Monday, July 30, 2012

Cork Christian Brother's bid for gold

A County Cork born Christian Brother is gunning for gold this week as he bids to produce another Olympic Gold medallist.

A small Kenyan village in the Great Rift Valley has become a production line of running talent, thanks to Mallow born Patrician Brother Colm O'Connell who has worked there for the past 36 years. 

Brother O'Connell started Iten's first athletics training camp in 1989 and it has since gone from strength to strength.  

66-year-old Br O'Connell is the coach to 800m world record holder David Rudisha and has trained 25 world champions and four Olympic gold medallists during his 36 years in the small village, which lies over 2,400 metres above sea level in Western Kenya's Rift Valley.

Speaking ahead of the Olympic Games in London he said, “When I came here there were no athletes training around the road. There were no camps. There were no other coaches.

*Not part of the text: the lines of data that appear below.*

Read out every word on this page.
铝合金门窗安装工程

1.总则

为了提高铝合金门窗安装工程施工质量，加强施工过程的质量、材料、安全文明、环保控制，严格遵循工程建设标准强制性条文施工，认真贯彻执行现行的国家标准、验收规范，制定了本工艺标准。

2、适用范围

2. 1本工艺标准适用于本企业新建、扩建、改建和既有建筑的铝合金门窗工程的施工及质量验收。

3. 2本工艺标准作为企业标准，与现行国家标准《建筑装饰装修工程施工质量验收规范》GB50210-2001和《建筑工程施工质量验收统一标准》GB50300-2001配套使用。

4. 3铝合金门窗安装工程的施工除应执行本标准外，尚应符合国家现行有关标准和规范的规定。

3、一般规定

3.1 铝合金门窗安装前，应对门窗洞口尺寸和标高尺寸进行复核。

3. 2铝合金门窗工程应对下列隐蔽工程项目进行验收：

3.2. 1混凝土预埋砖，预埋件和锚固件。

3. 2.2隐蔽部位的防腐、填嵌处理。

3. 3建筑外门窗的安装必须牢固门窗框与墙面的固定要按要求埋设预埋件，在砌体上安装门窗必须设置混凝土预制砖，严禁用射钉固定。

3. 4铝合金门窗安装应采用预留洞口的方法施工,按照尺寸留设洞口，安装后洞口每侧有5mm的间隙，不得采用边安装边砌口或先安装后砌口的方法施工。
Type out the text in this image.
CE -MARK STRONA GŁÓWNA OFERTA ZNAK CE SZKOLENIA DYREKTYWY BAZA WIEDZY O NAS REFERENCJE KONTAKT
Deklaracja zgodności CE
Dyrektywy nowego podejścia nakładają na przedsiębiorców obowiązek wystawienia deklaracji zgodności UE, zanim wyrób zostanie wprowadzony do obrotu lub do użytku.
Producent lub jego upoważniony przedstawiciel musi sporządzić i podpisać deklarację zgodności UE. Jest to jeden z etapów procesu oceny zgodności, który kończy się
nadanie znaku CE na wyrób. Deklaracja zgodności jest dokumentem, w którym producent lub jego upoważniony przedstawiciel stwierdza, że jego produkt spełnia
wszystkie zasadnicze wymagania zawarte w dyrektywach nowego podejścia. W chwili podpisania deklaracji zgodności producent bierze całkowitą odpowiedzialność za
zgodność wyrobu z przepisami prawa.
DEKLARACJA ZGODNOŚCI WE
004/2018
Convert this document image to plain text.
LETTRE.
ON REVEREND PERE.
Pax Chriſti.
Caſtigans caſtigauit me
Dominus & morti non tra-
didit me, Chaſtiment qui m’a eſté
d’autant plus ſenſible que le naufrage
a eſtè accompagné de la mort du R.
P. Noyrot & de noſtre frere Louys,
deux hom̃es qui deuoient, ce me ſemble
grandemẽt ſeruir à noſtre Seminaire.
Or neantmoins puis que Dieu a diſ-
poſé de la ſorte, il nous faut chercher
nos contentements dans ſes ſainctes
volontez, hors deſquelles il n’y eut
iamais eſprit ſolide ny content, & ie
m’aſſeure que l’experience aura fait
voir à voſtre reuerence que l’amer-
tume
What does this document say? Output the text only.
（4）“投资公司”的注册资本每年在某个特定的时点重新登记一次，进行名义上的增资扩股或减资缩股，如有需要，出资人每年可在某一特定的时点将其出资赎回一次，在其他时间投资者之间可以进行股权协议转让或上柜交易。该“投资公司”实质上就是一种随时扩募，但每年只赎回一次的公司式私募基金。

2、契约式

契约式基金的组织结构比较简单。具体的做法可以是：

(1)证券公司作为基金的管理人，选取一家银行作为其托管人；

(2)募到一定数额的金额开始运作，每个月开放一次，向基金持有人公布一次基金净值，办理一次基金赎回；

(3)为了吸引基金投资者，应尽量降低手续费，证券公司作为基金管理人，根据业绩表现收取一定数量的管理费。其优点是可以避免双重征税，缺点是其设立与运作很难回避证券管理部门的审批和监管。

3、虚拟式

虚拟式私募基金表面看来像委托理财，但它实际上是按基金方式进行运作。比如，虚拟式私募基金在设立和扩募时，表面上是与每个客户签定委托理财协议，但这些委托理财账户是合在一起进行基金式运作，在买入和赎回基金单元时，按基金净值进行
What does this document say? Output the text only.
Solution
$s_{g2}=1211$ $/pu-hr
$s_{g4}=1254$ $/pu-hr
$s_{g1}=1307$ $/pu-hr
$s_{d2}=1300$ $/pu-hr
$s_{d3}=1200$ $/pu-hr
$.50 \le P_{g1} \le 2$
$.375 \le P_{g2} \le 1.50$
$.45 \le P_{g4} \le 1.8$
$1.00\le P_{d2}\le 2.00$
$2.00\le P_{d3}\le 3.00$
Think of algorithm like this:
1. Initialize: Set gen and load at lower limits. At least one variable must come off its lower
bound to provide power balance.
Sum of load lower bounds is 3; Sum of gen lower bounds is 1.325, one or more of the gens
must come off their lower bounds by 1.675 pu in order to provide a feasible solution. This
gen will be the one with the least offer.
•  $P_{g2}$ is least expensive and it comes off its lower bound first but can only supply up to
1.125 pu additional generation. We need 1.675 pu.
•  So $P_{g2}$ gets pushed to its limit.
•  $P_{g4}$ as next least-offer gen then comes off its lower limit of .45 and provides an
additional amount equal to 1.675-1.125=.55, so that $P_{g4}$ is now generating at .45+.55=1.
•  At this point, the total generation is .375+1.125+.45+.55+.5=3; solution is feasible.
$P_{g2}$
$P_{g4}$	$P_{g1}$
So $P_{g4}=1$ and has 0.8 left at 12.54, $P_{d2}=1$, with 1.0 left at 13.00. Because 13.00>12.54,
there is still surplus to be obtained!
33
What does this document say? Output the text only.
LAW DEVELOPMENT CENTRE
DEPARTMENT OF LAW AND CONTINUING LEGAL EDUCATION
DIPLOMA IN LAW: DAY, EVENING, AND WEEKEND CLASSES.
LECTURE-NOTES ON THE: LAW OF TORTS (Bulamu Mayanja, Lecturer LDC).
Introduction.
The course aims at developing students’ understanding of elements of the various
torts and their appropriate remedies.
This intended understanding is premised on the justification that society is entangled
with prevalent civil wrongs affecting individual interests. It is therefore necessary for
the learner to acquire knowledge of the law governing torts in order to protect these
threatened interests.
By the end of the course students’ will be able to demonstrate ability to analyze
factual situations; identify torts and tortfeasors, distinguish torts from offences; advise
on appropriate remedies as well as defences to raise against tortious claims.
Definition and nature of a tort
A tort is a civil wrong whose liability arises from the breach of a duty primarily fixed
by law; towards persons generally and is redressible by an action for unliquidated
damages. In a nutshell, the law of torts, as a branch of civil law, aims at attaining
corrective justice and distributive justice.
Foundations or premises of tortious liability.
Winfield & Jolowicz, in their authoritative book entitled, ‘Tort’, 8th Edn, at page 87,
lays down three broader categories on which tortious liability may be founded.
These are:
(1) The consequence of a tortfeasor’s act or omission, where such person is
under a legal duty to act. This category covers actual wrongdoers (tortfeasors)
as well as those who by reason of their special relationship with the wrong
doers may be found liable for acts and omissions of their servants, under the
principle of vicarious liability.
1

There was nothing, just a school where I was a teacher and I coached the students.” 

The most recent Olympic champion from Br O'Connell's youth camp is Brimin Kipruto, the Beijing Games winners in the 3,000m steeplechase.  

Marathon runner Edna Kiplagat and women's 5,000m and 10,000m world champion Vivian Cheruiyot are favourites to win gold in London.

However a modest Br O'Connell said he never intended to become a running coach when he arrived in the region and that the praise coming his way for Iten's transformation is not deserved. 

“I just happen to be in an area where athletics was the talent. I happen to be in a sport which is not very expensive; you don't need anything to be a runner. Even as young kids they run barefoot, you don't even need a pair of shoes.”

Eight students of his coaching school will represent Kenya in the London Games.  

However Br O'Connell does not consider himself an athletics expert and added that he refuses to follow textbook rules.  

“It's an attitude, it's an approach, it's the way you deal with an athlete. It's the environment in which you bring them, that's what is important. It's not handing them a program or standing on the side with a whistle and a watch.”